1. Sew and mark your own squares
Instead of cutting individual bias triangles, cut triangles out of squares. This is much more accurate and efficient. You can get eight half-square triangles from a single square!
2. Use water-soluble glue or pressing sheets instead of pinning
Pinning is time consuming and sometimes unreliable. By using water-soluble glue, you can line up your pieces precisely and quickly. When finished, just wash your quilt and the glue will be gone! You can use pressing sheets to iron fabrics together, which will also wash out afterwards.

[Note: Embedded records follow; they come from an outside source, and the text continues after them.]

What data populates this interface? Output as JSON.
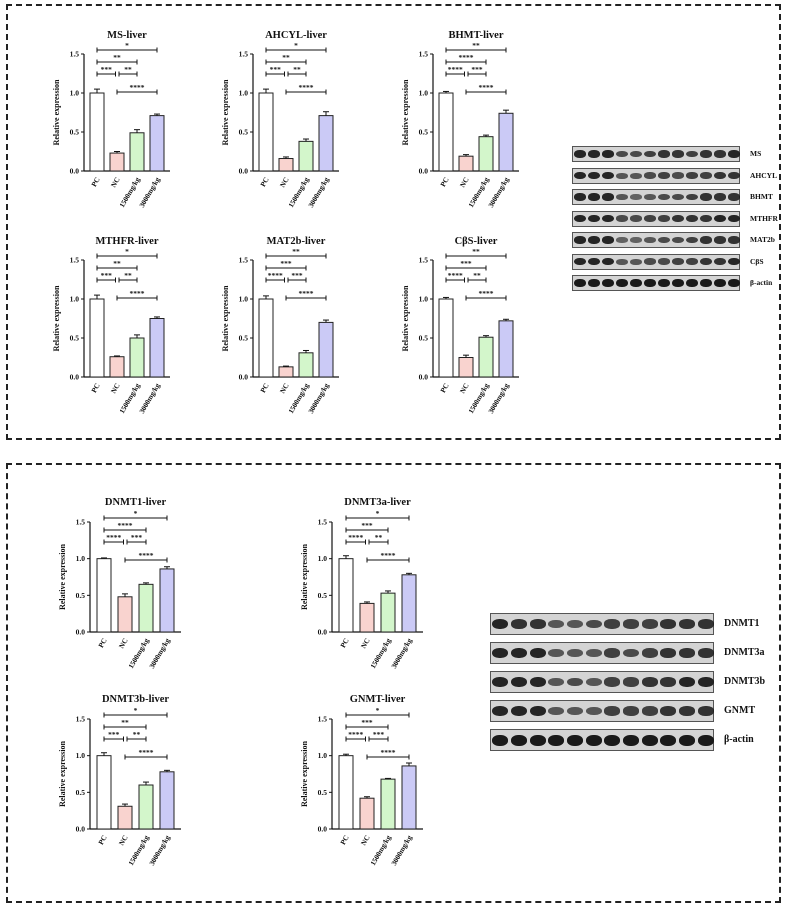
{
  "categories": [
    "PC",
    "NC",
    "1500mg/kg",
    "3000mg/kg"
  ],
  "colors": {
    "bars": [
      "#ffffff",
      "#f9d3cf",
      "#d3f6cb",
      "#cbcaf6"
    ],
    "edge": "#222222"
  },
  "chart_data": [
    {
      "type": "bar",
      "title": "MS-liver",
      "ylabel": "Relative expression",
      "ylim": [
        0,
        1.5
      ],
      "yticks": [
        "0.0",
        "0.5",
        "1.0",
        "1.5"
      ],
      "categories": [
        "PC",
        "NC",
        "1500mg/kg",
        "3000mg/kg"
      ],
      "values": [
        1.0,
        0.23,
        0.49,
        0.71
      ],
      "errors": [
        0.05,
        0.02,
        0.04,
        0.02
      ],
      "significance": [
        {
          "from": 0,
          "to": 3,
          "label": "*"
        },
        {
          "from": 0,
          "to": 2,
          "label": "**"
        },
        {
          "from": 0,
          "to": 1,
          "label": "***"
        },
        {
          "from": 1,
          "to": 2,
          "label": "**"
        },
        {
          "from": 1,
          "to": 3,
          "label": "****"
        }
      ]
    },
    {
      "type": "bar",
      "title": "AHCYL-liver",
      "ylabel": "Relative expression",
      "ylim": [
        0,
        1.5
      ],
      "yticks": [
        "0.0",
        "0.5",
        "1.0",
        "1.5"
      ],
      "categories": [
        "PC",
        "NC",
        "1500mg/kg",
        "3000mg/kg"
      ],
      "values": [
        1.0,
        0.16,
        0.38,
        0.71
      ],
      "errors": [
        0.05,
        0.02,
        0.03,
        0.05
      ],
      "significance": [
        {
          "from": 0,
          "to": 3,
          "label": "*"
        },
        {
          "from": 0,
          "to": 2,
          "label": "**"
        },
        {
          "from": 0,
          "to": 1,
          "label": "***"
        },
        {
          "from": 1,
          "to": 2,
          "label": "**"
        },
        {
          "from": 1,
          "to": 3,
          "label": "****"
        }
      ]
    },
    {
      "type": "bar",
      "title": "BHMT-liver",
      "ylabel": "Relative expression",
      "ylim": [
        0,
        1.5
      ],
      "yticks": [
        "0.0",
        "0.5",
        "1.0",
        "1.5"
      ],
      "categories": [
        "PC",
        "NC",
        "1500mg/kg",
        "3000mg/kg"
      ],
      "values": [
        1.0,
        0.19,
        0.44,
        0.74
      ],
      "errors": [
        0.02,
        0.02,
        0.02,
        0.04
      ],
      "significance": [
        {
          "from": 0,
          "to": 3,
          "label": "**"
        },
        {
          "from": 0,
          "to": 2,
          "label": "****"
        },
        {
          "from": 0,
          "to": 1,
          "label": "****"
        },
        {
          "from": 1,
          "to": 2,
          "label": "***"
        },
        {
          "from": 1,
          "to": 3,
          "label": "****"
        }
      ]
    },
    {
      "type": "bar",
      "title": "MTHFR-liver",
      "ylabel": "Relative expression",
      "ylim": [
        0,
        1.5
      ],
      "yticks": [
        "0.0",
        "0.5",
        "1.0",
        "1.5"
      ],
      "categories": [
        "PC",
        "NC",
        "1500mg/kg",
        "3000mg/kg"
      ],
      "values": [
        1.0,
        0.26,
        0.5,
        0.75
      ],
      "errors": [
        0.05,
        0.01,
        0.04,
        0.02
      ],
      "significance": [
        {
          "from": 0,
          "to": 3,
          "label": "*"
        },
        {
          "from": 0,
          "to": 2,
          "label": "**"
        },
        {
          "from": 0,
          "to": 1,
          "label": "***"
        },
        {
          "from": 1,
          "to": 2,
          "label": "**"
        },
        {
          "from": 1,
          "to": 3,
          "label": "****"
        }
      ]
    },
    {
      "type": "bar",
      "title": "MAT2b-liver",
      "ylabel": "Relative expression",
      "ylim": [
        0,
        1.5
      ],
      "yticks": [
        "0.0",
        "0.5",
        "1.0",
        "1.5"
      ],
      "categories": [
        "PC",
        "NC",
        "1500mg/kg",
        "3000mg/kg"
      ],
      "values": [
        1.0,
        0.13,
        0.31,
        0.7
      ],
      "errors": [
        0.04,
        0.01,
        0.03,
        0.03
      ],
      "significance": [
        {
          "from": 0,
          "to": 3,
          "label": "**"
        },
        {
          "from": 0,
          "to": 2,
          "label": "***"
        },
        {
          "from": 0,
          "to": 1,
          "label": "****"
        },
        {
          "from": 1,
          "to": 2,
          "label": "***"
        },
        {
          "from": 1,
          "to": 3,
          "label": "****"
        }
      ]
    },
    {
      "type": "bar",
      "title": "CβS-liver",
      "ylabel": "Relative expression",
      "ylim": [
        0,
        1.5
      ],
      "yticks": [
        "0.0",
        "0.5",
        "1.0",
        "1.5"
      ],
      "categories": [
        "PC",
        "NC",
        "1500mg/kg",
        "3000mg/kg"
      ],
      "values": [
        1.0,
        0.25,
        0.51,
        0.72
      ],
      "errors": [
        0.02,
        0.03,
        0.02,
        0.02
      ],
      "significance": [
        {
          "from": 0,
          "to": 3,
          "label": "**"
        },
        {
          "from": 0,
          "to": 2,
          "label": "***"
        },
        {
          "from": 0,
          "to": 1,
          "label": "****"
        },
        {
          "from": 1,
          "to": 2,
          "label": "**"
        },
        {
          "from": 1,
          "to": 3,
          "label": "****"
        }
      ]
    },
    {
      "type": "bar",
      "title": "DNMT1-liver",
      "ylabel": "Relative expression",
      "ylim": [
        0,
        1.5
      ],
      "yticks": [
        "0.0",
        "0.5",
        "1.0",
        "1.5"
      ],
      "categories": [
        "PC",
        "NC",
        "1500mg/kg",
        "3000mg/kg"
      ],
      "values": [
        1.0,
        0.48,
        0.65,
        0.86
      ],
      "errors": [
        0.01,
        0.04,
        0.02,
        0.03
      ],
      "significance": [
        {
          "from": 0,
          "to": 3,
          "label": "*"
        },
        {
          "from": 0,
          "to": 2,
          "label": "****"
        },
        {
          "from": 0,
          "to": 1,
          "label": "****"
        },
        {
          "from": 1,
          "to": 2,
          "label": "***"
        },
        {
          "from": 1,
          "to": 3,
          "label": "****"
        }
      ]
    },
    {
      "type": "bar",
      "title": "DNMT3a-liver",
      "ylabel": "Relative expression",
      "ylim": [
        0,
        1.5
      ],
      "yticks": [
        "0.0",
        "0.5",
        "1.0",
        "1.5"
      ],
      "categories": [
        "PC",
        "NC",
        "1500mg/kg",
        "3000mg/kg"
      ],
      "values": [
        1.0,
        0.39,
        0.53,
        0.78
      ],
      "errors": [
        0.04,
        0.02,
        0.03,
        0.02
      ],
      "significance": [
        {
          "from": 0,
          "to": 3,
          "label": "*"
        },
        {
          "from": 0,
          "to": 2,
          "label": "***"
        },
        {
          "from": 0,
          "to": 1,
          "label": "****"
        },
        {
          "from": 1,
          "to": 2,
          "label": "**"
        },
        {
          "from": 1,
          "to": 3,
          "label": "****"
        }
      ]
    },
    {
      "type": "bar",
      "title": "DNMT3b-liver",
      "ylabel": "Relative expression",
      "ylim": [
        0,
        1.5
      ],
      "yticks": [
        "0.0",
        "0.5",
        "1.0",
        "1.5"
      ],
      "categories": [
        "PC",
        "NC",
        "1500mg/kg",
        "3000mg/kg"
      ],
      "values": [
        1.0,
        0.31,
        0.6,
        0.78
      ],
      "errors": [
        0.04,
        0.03,
        0.04,
        0.02
      ],
      "significance": [
        {
          "from": 0,
          "to": 3,
          "label": "*"
        },
        {
          "from": 0,
          "to": 2,
          "label": "**"
        },
        {
          "from": 0,
          "to": 1,
          "label": "***"
        },
        {
          "from": 1,
          "to": 2,
          "label": "**"
        },
        {
          "from": 1,
          "to": 3,
          "label": "****"
        }
      ]
    },
    {
      "type": "bar",
      "title": "GNMT-liver",
      "ylabel": "Relative expression",
      "ylim": [
        0,
        1.5
      ],
      "yticks": [
        "0.0",
        "0.5",
        "1.0",
        "1.5"
      ],
      "categories": [
        "PC",
        "NC",
        "1500mg/kg",
        "3000mg/kg"
      ],
      "values": [
        1.0,
        0.42,
        0.68,
        0.86
      ],
      "errors": [
        0.02,
        0.02,
        0.01,
        0.04
      ],
      "significance": [
        {
          "from": 0,
          "to": 3,
          "label": "*"
        },
        {
          "from": 0,
          "to": 2,
          "label": "***"
        },
        {
          "from": 0,
          "to": 1,
          "label": "****"
        },
        {
          "from": 1,
          "to": 2,
          "label": "***"
        },
        {
          "from": 1,
          "to": 3,
          "label": "****"
        }
      ]
    }
  ],
  "blots": [
    {
      "rows": [
        "MS",
        "AHCYL",
        "BHMT",
        "MTHFR",
        "MAT2b",
        "CβS",
        "β-actin"
      ],
      "intensity": [
        [
          0.9,
          0.9,
          0.9,
          0.6,
          0.6,
          0.7,
          0.8,
          0.8,
          0.7,
          0.8,
          0.8,
          0.9
        ],
        [
          0.9,
          0.9,
          0.9,
          0.5,
          0.5,
          0.6,
          0.7,
          0.6,
          0.7,
          0.7,
          0.8,
          0.8
        ],
        [
          0.9,
          0.9,
          0.9,
          0.5,
          0.4,
          0.5,
          0.6,
          0.6,
          0.7,
          0.8,
          0.8,
          0.8
        ],
        [
          0.9,
          0.9,
          0.9,
          0.6,
          0.6,
          0.7,
          0.7,
          0.8,
          0.8,
          0.8,
          0.9,
          0.9
        ],
        [
          0.9,
          0.9,
          0.9,
          0.4,
          0.4,
          0.5,
          0.6,
          0.6,
          0.7,
          0.8,
          0.8,
          0.8
        ],
        [
          0.9,
          0.9,
          0.9,
          0.5,
          0.5,
          0.6,
          0.6,
          0.7,
          0.7,
          0.8,
          0.8,
          0.9
        ],
        [
          1.0,
          1.0,
          1.0,
          1.0,
          1.0,
          1.0,
          1.0,
          1.0,
          1.0,
          1.0,
          1.0,
          1.0
        ]
      ]
    },
    {
      "rows": [
        "DNMT1",
        "DNMT3a",
        "DNMT3b",
        "GNMT",
        "β-actin"
      ],
      "intensity": [
        [
          0.9,
          0.8,
          0.8,
          0.5,
          0.5,
          0.6,
          0.7,
          0.7,
          0.7,
          0.8,
          0.8,
          0.8
        ],
        [
          0.9,
          0.9,
          0.9,
          0.5,
          0.5,
          0.5,
          0.7,
          0.6,
          0.7,
          0.8,
          0.8,
          0.8
        ],
        [
          0.9,
          0.9,
          0.9,
          0.5,
          0.6,
          0.5,
          0.7,
          0.7,
          0.8,
          0.8,
          0.9,
          0.9
        ],
        [
          0.9,
          0.9,
          0.9,
          0.5,
          0.5,
          0.5,
          0.7,
          0.7,
          0.7,
          0.8,
          0.8,
          0.8
        ],
        [
          1.0,
          1.0,
          1.0,
          1.0,
          1.0,
          1.0,
          1.0,
          1.0,
          1.0,
          1.0,
          1.0,
          1.0
        ]
      ]
    }
  ]
}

3. Apply bias strips to bind your edges
Got a lot of curves in your quilt? Don’t want mitered corners? Cut some bias strips to bind your edges and help your needle grab the fabric. This helps your edges to look cleaner and prevent gathering.
4. Swap out your scissors
Scissors aren’t always the best tool for cutting fabric. Get a rotary cutter to make trimming quilts faster.
5. Strip quilting
If you’re feeling spontaneous, give strip quilting a try! Strip quilting requires no patterns and is a great way to use up some fabric scraps. Quilt as you go by sewing strips onto batting in your order of choice. Additionally, this is a great technique for creating ombre effects or landscapes!
6. Spinning intersections
When sewing four-patch squares, the fabric can easily become bulky instead of laying flat. To remedy this, you can make a spinning intersection. Break the thread in the middle seam of the square and fold up. Press so that the seams are all rotating around the square in the same direction.
7. Use a walking foot for machine quilting
Different quilting techniques call for different sewing machine feet. You can use a quarter inch foot for sewing small seams and piecing together your quilt. However, using a walking foot for your binding and heavier quilting will better feed the fabric through the machine.

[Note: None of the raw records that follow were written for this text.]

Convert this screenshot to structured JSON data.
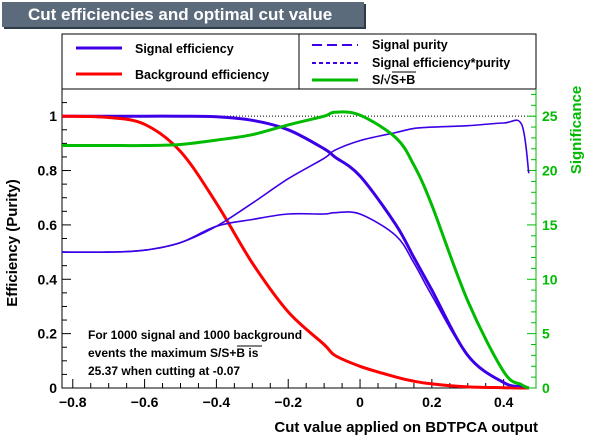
{
  "title": "Cut efficiencies and optimal cut value",
  "legend": {
    "left": [
      "Signal efficiency",
      "Background efficiency"
    ],
    "right": [
      "Signal purity",
      "Signal efficiency*purity",
      "S/√S+B"
    ]
  },
  "annotation": {
    "line1": "For 1000 signal and 1000 background",
    "line2_prefix": "events the maximum S/",
    "line2_sqrt": "S+B",
    "line2_suffix": " is",
    "line3": "25.37 when cutting at -0.07"
  },
  "chart_data": {
    "type": "line",
    "title": "Cut efficiencies and optimal cut value",
    "xlabel": "Cut value applied on BDTPCA output",
    "ylabel": "Efficiency (Purity)",
    "y2label": "Significance",
    "xlim": [
      -0.83,
      0.49
    ],
    "ylim": [
      0,
      1.1
    ],
    "y2lim": [
      0,
      27.5
    ],
    "xticks": [
      -0.8,
      -0.6,
      -0.4,
      -0.2,
      0,
      0.2,
      0.4
    ],
    "xtick_labels": [
      "−0.8",
      "−0.6",
      "−0.4",
      "−0.2",
      "0",
      "0.2",
      "0.4"
    ],
    "yticks": [
      0,
      0.2,
      0.4,
      0.6,
      0.8,
      1
    ],
    "ytick_labels": [
      "0",
      "0.2",
      "0.4",
      "0.6",
      "0.8",
      "1"
    ],
    "y2ticks": [
      0,
      5,
      10,
      15,
      20,
      25
    ],
    "y2tick_labels": [
      "0",
      "5",
      "10",
      "15",
      "20",
      "25"
    ],
    "reference_line_y": 1,
    "legend_position": "top",
    "x": [
      -0.83,
      -0.7,
      -0.6,
      -0.5,
      -0.4,
      -0.3,
      -0.2,
      -0.1,
      -0.07,
      0,
      0.1,
      0.15,
      0.2,
      0.3,
      0.4,
      0.45,
      0.47
    ],
    "series": [
      {
        "name": "Signal efficiency",
        "axis": "left",
        "color": "#3d00e6",
        "style": "solid",
        "values": [
          1,
          1,
          1,
          1,
          0.998,
          0.985,
          0.95,
          0.88,
          0.85,
          0.78,
          0.6,
          0.48,
          0.36,
          0.12,
          0.02,
          0.005,
          0
        ]
      },
      {
        "name": "Background efficiency",
        "axis": "left",
        "color": "#ff0000",
        "style": "solid",
        "values": [
          1,
          0.995,
          0.97,
          0.87,
          0.68,
          0.46,
          0.28,
          0.16,
          0.12,
          0.08,
          0.04,
          0.025,
          0.015,
          0.004,
          0.001,
          0,
          0
        ]
      },
      {
        "name": "Signal purity",
        "axis": "left",
        "color": "#3d00e6",
        "style": "dashed",
        "values": [
          0.5,
          0.5,
          0.507,
          0.535,
          0.595,
          0.68,
          0.77,
          0.845,
          0.875,
          0.91,
          0.94,
          0.955,
          0.96,
          0.965,
          0.975,
          0.97,
          0.79
        ]
      },
      {
        "name": "Signal efficiency*purity",
        "axis": "left",
        "color": "#3d00e6",
        "style": "dotted",
        "values": [
          0.5,
          0.5,
          0.507,
          0.535,
          0.595,
          0.62,
          0.64,
          0.64,
          0.645,
          0.64,
          0.56,
          0.46,
          0.34,
          0.12,
          0.02,
          0.005,
          0
        ]
      },
      {
        "name": "S/√S+B",
        "axis": "right",
        "color": "#00bb00",
        "style": "solid",
        "values": [
          22.3,
          22.3,
          22.3,
          22.4,
          22.8,
          23.3,
          24.2,
          25.0,
          25.37,
          25.1,
          23.0,
          20.5,
          16.8,
          8.0,
          1.5,
          0.3,
          0
        ]
      }
    ]
  }
}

8. Fine line chalk markers
There is some debate on what tools are best for marking fabric. If you are worried about quilt markers not washing out, fine line chalk markers are a great option. Especially if you want to do more detailed, finer designs.

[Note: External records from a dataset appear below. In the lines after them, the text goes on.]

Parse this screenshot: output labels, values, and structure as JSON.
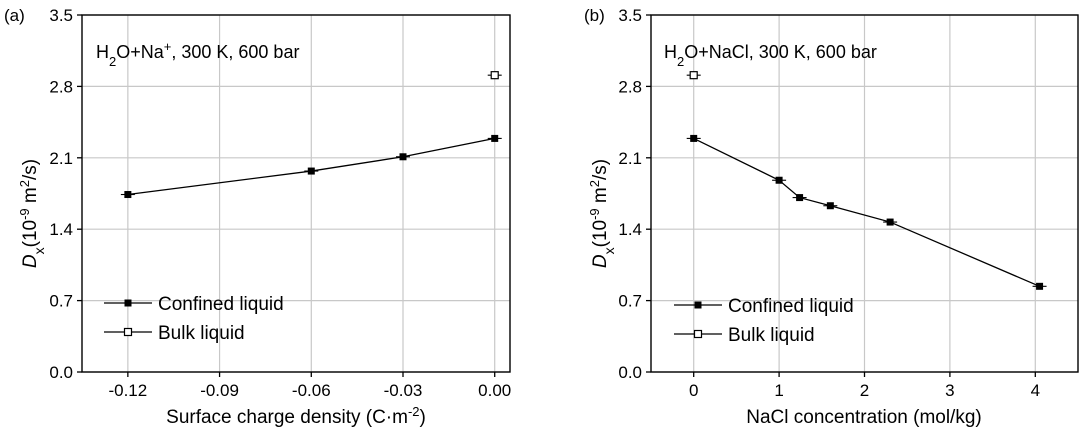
{
  "chart_data": [
    {
      "type": "line",
      "panel_label": "(a)",
      "annotation": "H₂O+Na⁺, 300 K, 600 bar",
      "annotation_parts": {
        "pre": "H",
        "sub": "2",
        "mid": "O+Na",
        "sup": "+",
        "post": ", 300 K, 600 bar"
      },
      "xlabel": "Surface charge density (C·m",
      "xlabel_sup": "-2",
      "xlabel_post": ")",
      "ylabel_main": "D",
      "ylabel_sub": "x",
      "ylabel_unit_pre": "(10",
      "ylabel_unit_sup": "-9",
      "ylabel_unit_mid": " m",
      "ylabel_unit_sup2": "2",
      "ylabel_unit_post": "/s)",
      "xlim": [
        -0.135,
        0.005
      ],
      "ylim": [
        0,
        3.5
      ],
      "xticks": [
        -0.12,
        -0.09,
        -0.06,
        -0.03,
        0.0
      ],
      "xtick_labels": [
        "-0.12",
        "-0.09",
        "-0.06",
        "-0.03",
        "0.00"
      ],
      "yticks": [
        0,
        0.7,
        1.4,
        2.1,
        2.8,
        3.5
      ],
      "ytick_labels": [
        "0.0",
        "0.7",
        "1.4",
        "2.1",
        "2.8",
        "3.5"
      ],
      "grid": true,
      "legend_position": "bottom-left",
      "series": [
        {
          "name": "Confined liquid",
          "marker": "filled-square",
          "connected": true,
          "x": [
            -0.12,
            -0.06,
            -0.03,
            0.0
          ],
          "y": [
            1.74,
            1.97,
            2.11,
            2.29
          ]
        },
        {
          "name": "Bulk liquid",
          "marker": "open-square",
          "connected": false,
          "x": [
            0.0
          ],
          "y": [
            2.91
          ]
        }
      ]
    },
    {
      "type": "line",
      "panel_label": "(b)",
      "annotation": "H₂O+NaCl, 300 K, 600 bar",
      "annotation_parts": {
        "pre": "H",
        "sub": "2",
        "mid": "O+NaCl, 300 K, 600 bar",
        "sup": "",
        "post": ""
      },
      "xlabel": "NaCl concentration (mol/kg)",
      "xlabel_sup": "",
      "xlabel_post": "",
      "ylabel_main": "D",
      "ylabel_sub": "x",
      "ylabel_unit_pre": "(10",
      "ylabel_unit_sup": "-9",
      "ylabel_unit_mid": " m",
      "ylabel_unit_sup2": "2",
      "ylabel_unit_post": "/s)",
      "xlim": [
        -0.5,
        4.5
      ],
      "ylim": [
        0,
        3.5
      ],
      "xticks": [
        0,
        1,
        2,
        3,
        4
      ],
      "xtick_labels": [
        "0",
        "1",
        "2",
        "3",
        "4"
      ],
      "yticks": [
        0,
        0.7,
        1.4,
        2.1,
        2.8,
        3.5
      ],
      "ytick_labels": [
        "0.0",
        "0.7",
        "1.4",
        "2.1",
        "2.8",
        "3.5"
      ],
      "grid": true,
      "legend_position": "bottom-left",
      "series": [
        {
          "name": "Confined liquid",
          "marker": "filled-square",
          "connected": true,
          "x": [
            0,
            1.0,
            1.24,
            1.6,
            2.3,
            4.05
          ],
          "y": [
            2.29,
            1.88,
            1.71,
            1.63,
            1.47,
            0.84
          ]
        },
        {
          "name": "Bulk liquid",
          "marker": "open-square",
          "connected": false,
          "x": [
            0
          ],
          "y": [
            2.91
          ]
        }
      ]
    }
  ]
}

9. Squaring up blocks at the earliest point when assembling a quilt
Sounds like a no brainer, huh? But sometimes the easiest tips make the biggest difference. If you square up your blocks immediately, you won’t run into problems later! Ensure that your blocks are the same size by using your quilting ruler at every point of quilt construction.
10. And last but not least…
Do your best! Nobody’s perfect!
Quilting can be tough, but no matter how many seams you need to rip just remember – nobody’s perfect! Happy quilting!